The term “ Latinx ” appears as a gender-neutral term
Spanish is a gendered language. If there is a group made up of women, they can be described as “ellas”. If there is a group of men and women, the masculine is the default (ellos instead of ellas). The word “Latino” follows this convention, labeling names as either male or female. For those stepping out of the gender binary, this word fails to represent them, this is where gender neutral “Latinx” comes in.
Much like the other words used to describe those of Latin American origin, Latinx has faced a certain setback – arguments that are difficult to make at the Real Academia Española, the institution charged with maintaining the consistency of the Spanish language, saying it’s useless. Some have even argued that non-Latino whites got the word out on Latinos.

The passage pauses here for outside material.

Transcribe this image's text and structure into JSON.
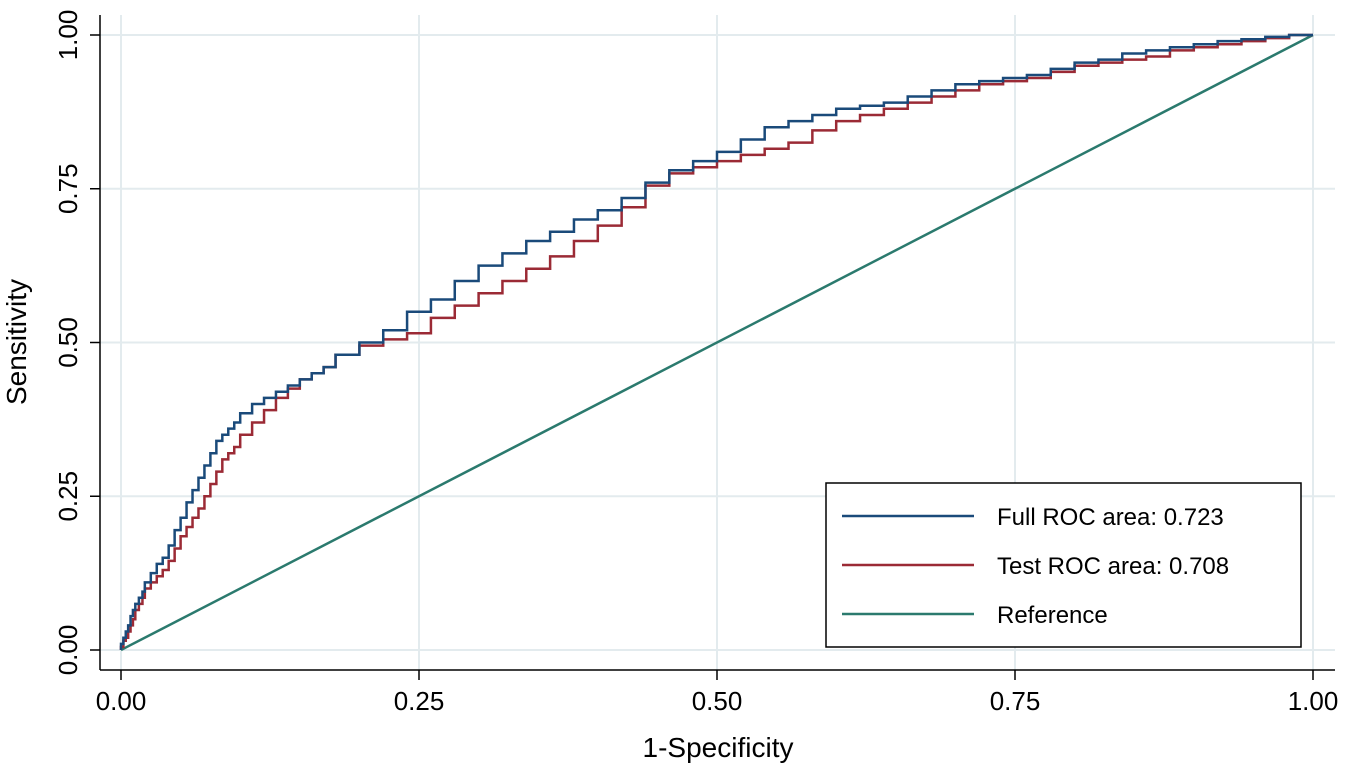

Bowles argues against this notion. “White people didn’t invent Latinx,” he says. “They were queer Latinx people… They were the ones who used the word. Our small community subgroup created this. It was created by English-speaking American Latinxes for use in English conversations. “
Although it is not known when or how it started, it is mainly related to the early 2000s, it is believed to have appeared on Google Trends in 2004. There are a few possibilities as to how the word originated. One theory is that the Latin American protests inspired the word. From the 1970s to the 1990s, as feminists protested, they eliminated words ending in “OS” to “visually … reject the notion that the default is masculine,” Bowles says. It could also have been a nod to the use of X during the civil rights movement in the United States.
Although the Pew Research Center found in August 2020 that only 3% of Latinos use Latinx, it is a term that gained traction through the 2010s and into 2020, reframing in TV shows and politics.